Il terzo capitolo è dedicato alla digitalizzazione e al controllo della spesa in sanità, con particolare riferimento al Fascicolo Sanitario Elettronico, attivato solo dal 10% dei cittadini.
Altri cinque miliardi dovrebbero andare alla ricerca considerando che l’Italia destina alla ricerca solo l’1,35% del Pil contro una media europea del 2,7%. Diversi gli interventi proposti come un «cospicuo investimento pluriennale per la ricerca di base e la ricerca nei diversi settori medici, la massima integrazione e un allineamento coordinato tra i poli di ricerca, pubblici e privati, oggi esistenti; l’individuazione e il potenziamento di un Centro di Ricerca ad hoc per le pandemie; un Fondo appositamente istituito per garantire ai nostri laboratori di ricerca, pubblici e privati, la dotazione delle più moderne tecnologie e strumentazioni esistenti; modalità di collegamento rapido e interoperabilità dei dati di ricerca tra poli di ricerca nazionali, fondazioni universitarie, IRCCS, centri di ricerca privati, ecc., anche mediante l’implementazione delle tecnologie informative più avanzate».

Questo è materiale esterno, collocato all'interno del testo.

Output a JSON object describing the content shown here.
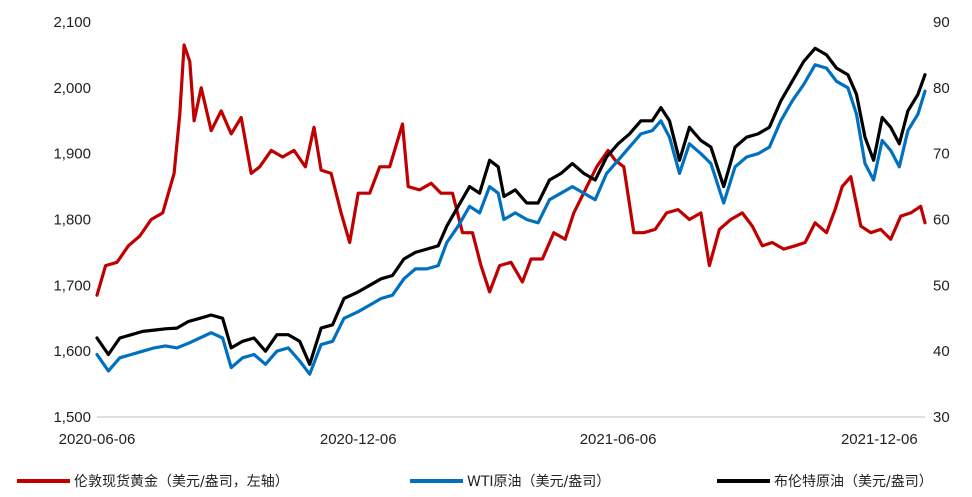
{
  "chart_data": {
    "type": "line",
    "left_axis": {
      "ylim": [
        1500,
        2100
      ],
      "ticks": [
        "1,500",
        "1,600",
        "1,700",
        "1,800",
        "1,900",
        "2,000",
        "2,100"
      ]
    },
    "right_axis": {
      "ylim": [
        30,
        90
      ],
      "ticks": [
        "30",
        "40",
        "50",
        "60",
        "70",
        "80",
        "90"
      ]
    },
    "x_ticks": [
      "2020-06-06",
      "2020-12-06",
      "2021-06-06",
      "2021-12-06"
    ],
    "x_range": [
      "2020-06-06",
      "2022-01-07"
    ],
    "series": [
      {
        "name": "伦敦现货黄金（美元/盎司，左轴）",
        "axis": "left",
        "color": "#C00000",
        "points": [
          [
            "2020-06-06",
            1685
          ],
          [
            "2020-06-12",
            1730
          ],
          [
            "2020-06-20",
            1735
          ],
          [
            "2020-06-28",
            1760
          ],
          [
            "2020-07-06",
            1775
          ],
          [
            "2020-07-14",
            1800
          ],
          [
            "2020-07-22",
            1810
          ],
          [
            "2020-07-30",
            1870
          ],
          [
            "2020-08-03",
            1960
          ],
          [
            "2020-08-06",
            2065
          ],
          [
            "2020-08-10",
            2040
          ],
          [
            "2020-08-13",
            1950
          ],
          [
            "2020-08-18",
            2000
          ],
          [
            "2020-08-25",
            1935
          ],
          [
            "2020-09-01",
            1965
          ],
          [
            "2020-09-08",
            1930
          ],
          [
            "2020-09-15",
            1955
          ],
          [
            "2020-09-22",
            1870
          ],
          [
            "2020-09-28",
            1880
          ],
          [
            "2020-10-06",
            1905
          ],
          [
            "2020-10-14",
            1895
          ],
          [
            "2020-10-22",
            1905
          ],
          [
            "2020-10-30",
            1880
          ],
          [
            "2020-11-05",
            1940
          ],
          [
            "2020-11-10",
            1875
          ],
          [
            "2020-11-17",
            1870
          ],
          [
            "2020-11-24",
            1810
          ],
          [
            "2020-11-30",
            1765
          ],
          [
            "2020-12-06",
            1840
          ],
          [
            "2020-12-14",
            1840
          ],
          [
            "2020-12-21",
            1880
          ],
          [
            "2020-12-28",
            1880
          ],
          [
            "2021-01-06",
            1945
          ],
          [
            "2021-01-10",
            1850
          ],
          [
            "2021-01-18",
            1845
          ],
          [
            "2021-01-26",
            1855
          ],
          [
            "2021-02-02",
            1840
          ],
          [
            "2021-02-10",
            1840
          ],
          [
            "2021-02-17",
            1780
          ],
          [
            "2021-02-24",
            1780
          ],
          [
            "2021-03-02",
            1730
          ],
          [
            "2021-03-08",
            1690
          ],
          [
            "2021-03-15",
            1730
          ],
          [
            "2021-03-23",
            1735
          ],
          [
            "2021-03-31",
            1705
          ],
          [
            "2021-04-06",
            1740
          ],
          [
            "2021-04-14",
            1740
          ],
          [
            "2021-04-22",
            1780
          ],
          [
            "2021-04-30",
            1770
          ],
          [
            "2021-05-06",
            1810
          ],
          [
            "2021-05-14",
            1845
          ],
          [
            "2021-05-22",
            1880
          ],
          [
            "2021-05-30",
            1905
          ],
          [
            "2021-06-04",
            1890
          ],
          [
            "2021-06-10",
            1880
          ],
          [
            "2021-06-17",
            1780
          ],
          [
            "2021-06-24",
            1780
          ],
          [
            "2021-07-02",
            1785
          ],
          [
            "2021-07-10",
            1810
          ],
          [
            "2021-07-18",
            1815
          ],
          [
            "2021-07-26",
            1800
          ],
          [
            "2021-08-03",
            1810
          ],
          [
            "2021-08-09",
            1730
          ],
          [
            "2021-08-16",
            1785
          ],
          [
            "2021-08-24",
            1800
          ],
          [
            "2021-09-01",
            1810
          ],
          [
            "2021-09-08",
            1790
          ],
          [
            "2021-09-15",
            1760
          ],
          [
            "2021-09-22",
            1765
          ],
          [
            "2021-09-30",
            1755
          ],
          [
            "2021-10-08",
            1760
          ],
          [
            "2021-10-15",
            1765
          ],
          [
            "2021-10-22",
            1795
          ],
          [
            "2021-10-30",
            1780
          ],
          [
            "2021-11-05",
            1815
          ],
          [
            "2021-11-10",
            1850
          ],
          [
            "2021-11-16",
            1865
          ],
          [
            "2021-11-23",
            1790
          ],
          [
            "2021-11-30",
            1780
          ],
          [
            "2021-12-07",
            1785
          ],
          [
            "2021-12-14",
            1770
          ],
          [
            "2021-12-21",
            1805
          ],
          [
            "2021-12-28",
            1810
          ],
          [
            "2022-01-04",
            1820
          ],
          [
            "2022-01-07",
            1795
          ]
        ]
      },
      {
        "name": "WTI原油（美元/盎司）",
        "axis": "right",
        "color": "#0070C0",
        "points": [
          [
            "2020-06-06",
            39.5
          ],
          [
            "2020-06-14",
            37
          ],
          [
            "2020-06-22",
            39
          ],
          [
            "2020-06-30",
            39.5
          ],
          [
            "2020-07-08",
            40
          ],
          [
            "2020-07-16",
            40.5
          ],
          [
            "2020-07-24",
            40.8
          ],
          [
            "2020-08-01",
            40.5
          ],
          [
            "2020-08-09",
            41.2
          ],
          [
            "2020-08-17",
            42
          ],
          [
            "2020-08-25",
            42.8
          ],
          [
            "2020-09-02",
            42
          ],
          [
            "2020-09-08",
            37.5
          ],
          [
            "2020-09-16",
            39
          ],
          [
            "2020-09-24",
            39.5
          ],
          [
            "2020-10-02",
            38
          ],
          [
            "2020-10-10",
            40
          ],
          [
            "2020-10-18",
            40.5
          ],
          [
            "2020-10-26",
            38.5
          ],
          [
            "2020-11-02",
            36.5
          ],
          [
            "2020-11-10",
            41
          ],
          [
            "2020-11-18",
            41.5
          ],
          [
            "2020-11-26",
            45
          ],
          [
            "2020-12-06",
            46
          ],
          [
            "2020-12-14",
            47
          ],
          [
            "2020-12-22",
            48
          ],
          [
            "2020-12-30",
            48.5
          ],
          [
            "2021-01-07",
            51
          ],
          [
            "2021-01-15",
            52.5
          ],
          [
            "2021-01-23",
            52.5
          ],
          [
            "2021-01-31",
            53
          ],
          [
            "2021-02-06",
            56.5
          ],
          [
            "2021-02-14",
            59
          ],
          [
            "2021-02-22",
            62
          ],
          [
            "2021-03-01",
            61
          ],
          [
            "2021-03-08",
            65
          ],
          [
            "2021-03-14",
            64
          ],
          [
            "2021-03-18",
            60
          ],
          [
            "2021-03-26",
            61
          ],
          [
            "2021-04-03",
            60
          ],
          [
            "2021-04-11",
            59.5
          ],
          [
            "2021-04-19",
            63
          ],
          [
            "2021-04-27",
            64
          ],
          [
            "2021-05-05",
            65
          ],
          [
            "2021-05-13",
            64
          ],
          [
            "2021-05-21",
            63
          ],
          [
            "2021-05-29",
            67
          ],
          [
            "2021-06-06",
            69
          ],
          [
            "2021-06-14",
            71
          ],
          [
            "2021-06-22",
            73
          ],
          [
            "2021-06-30",
            73.5
          ],
          [
            "2021-07-06",
            75
          ],
          [
            "2021-07-12",
            72.5
          ],
          [
            "2021-07-19",
            67
          ],
          [
            "2021-07-26",
            71.5
          ],
          [
            "2021-08-03",
            70
          ],
          [
            "2021-08-10",
            68.5
          ],
          [
            "2021-08-19",
            62.5
          ],
          [
            "2021-08-27",
            68
          ],
          [
            "2021-09-04",
            69.5
          ],
          [
            "2021-09-12",
            70
          ],
          [
            "2021-09-20",
            71
          ],
          [
            "2021-09-28",
            75
          ],
          [
            "2021-10-06",
            78
          ],
          [
            "2021-10-14",
            80.5
          ],
          [
            "2021-10-22",
            83.5
          ],
          [
            "2021-10-30",
            83
          ],
          [
            "2021-11-06",
            81
          ],
          [
            "2021-11-14",
            80
          ],
          [
            "2021-11-20",
            76
          ],
          [
            "2021-11-26",
            68.5
          ],
          [
            "2021-12-02",
            66
          ],
          [
            "2021-12-08",
            72
          ],
          [
            "2021-12-14",
            70.5
          ],
          [
            "2021-12-20",
            68
          ],
          [
            "2021-12-26",
            73.5
          ],
          [
            "2022-01-02",
            76
          ],
          [
            "2022-01-07",
            79.5
          ]
        ]
      },
      {
        "name": "布伦特原油（美元/盎司）",
        "axis": "right",
        "color": "#000000",
        "points": [
          [
            "2020-06-06",
            42
          ],
          [
            "2020-06-14",
            39.5
          ],
          [
            "2020-06-22",
            42
          ],
          [
            "2020-06-30",
            42.5
          ],
          [
            "2020-07-08",
            43
          ],
          [
            "2020-07-16",
            43.2
          ],
          [
            "2020-07-24",
            43.4
          ],
          [
            "2020-08-01",
            43.5
          ],
          [
            "2020-08-09",
            44.5
          ],
          [
            "2020-08-17",
            45
          ],
          [
            "2020-08-25",
            45.5
          ],
          [
            "2020-09-02",
            45
          ],
          [
            "2020-09-08",
            40.5
          ],
          [
            "2020-09-16",
            41.5
          ],
          [
            "2020-09-24",
            42
          ],
          [
            "2020-10-02",
            40
          ],
          [
            "2020-10-10",
            42.5
          ],
          [
            "2020-10-18",
            42.5
          ],
          [
            "2020-10-26",
            41.5
          ],
          [
            "2020-11-02",
            38
          ],
          [
            "2020-11-10",
            43.5
          ],
          [
            "2020-11-18",
            44
          ],
          [
            "2020-11-26",
            48
          ],
          [
            "2020-12-06",
            49
          ],
          [
            "2020-12-14",
            50
          ],
          [
            "2020-12-22",
            51
          ],
          [
            "2020-12-30",
            51.5
          ],
          [
            "2021-01-07",
            54
          ],
          [
            "2021-01-15",
            55
          ],
          [
            "2021-01-23",
            55.5
          ],
          [
            "2021-01-31",
            56
          ],
          [
            "2021-02-06",
            59
          ],
          [
            "2021-02-14",
            62
          ],
          [
            "2021-02-22",
            65
          ],
          [
            "2021-03-01",
            64
          ],
          [
            "2021-03-08",
            69
          ],
          [
            "2021-03-14",
            68
          ],
          [
            "2021-03-18",
            63.5
          ],
          [
            "2021-03-26",
            64.5
          ],
          [
            "2021-04-03",
            62.5
          ],
          [
            "2021-04-11",
            62.5
          ],
          [
            "2021-04-19",
            66
          ],
          [
            "2021-04-27",
            67
          ],
          [
            "2021-05-05",
            68.5
          ],
          [
            "2021-05-13",
            67
          ],
          [
            "2021-05-21",
            66
          ],
          [
            "2021-05-29",
            69.5
          ],
          [
            "2021-06-06",
            71.5
          ],
          [
            "2021-06-14",
            73
          ],
          [
            "2021-06-22",
            75
          ],
          [
            "2021-06-30",
            75
          ],
          [
            "2021-07-06",
            77
          ],
          [
            "2021-07-12",
            75
          ],
          [
            "2021-07-19",
            69
          ],
          [
            "2021-07-26",
            74
          ],
          [
            "2021-08-03",
            72
          ],
          [
            "2021-08-10",
            71
          ],
          [
            "2021-08-19",
            65
          ],
          [
            "2021-08-27",
            71
          ],
          [
            "2021-09-04",
            72.5
          ],
          [
            "2021-09-12",
            73
          ],
          [
            "2021-09-20",
            74
          ],
          [
            "2021-09-28",
            78
          ],
          [
            "2021-10-06",
            81
          ],
          [
            "2021-10-14",
            84
          ],
          [
            "2021-10-22",
            86
          ],
          [
            "2021-10-30",
            85
          ],
          [
            "2021-11-06",
            83
          ],
          [
            "2021-11-14",
            82
          ],
          [
            "2021-11-20",
            79
          ],
          [
            "2021-11-26",
            72.5
          ],
          [
            "2021-12-02",
            69
          ],
          [
            "2021-12-08",
            75.5
          ],
          [
            "2021-12-14",
            74
          ],
          [
            "2021-12-20",
            71.5
          ],
          [
            "2021-12-26",
            76.5
          ],
          [
            "2022-01-02",
            79
          ],
          [
            "2022-01-07",
            82
          ]
        ]
      }
    ],
    "legend_placement": "bottom",
    "grid": false
  }
}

L’ultimo capitolo prevede 8 miliardi per imprese e trasporti. Si tratta sempre di interventi che hanno a che fare con la salute pubblica, perché si tratterebbe di spese “indirette” di prevenzione e contrasto all’epidemia.
«Analizzando le decisioni della Commissione europea e gli orientamenti della stessa Commissione – spiega ancora De Filippo – noi ci rendiamo conto che questi soldi possono essere usati per aiutare le imprese a mettere in sicurezza i luoghi di lavoro, i trasporti pubblici». Tra gli esempi citati ci sono l’erogazione di incentivi volti al sostegno per le imprese che effettuino investimenti strutturali ed infrastrutturali necessari a garantire il distanziamento sociale e misure incentivanti finalizzati all’individuazione ovvero all’assunzione di un “pandemic manager”, con funzioni di coordinamento ed attuazione delle misure di prevenzione dal contagio.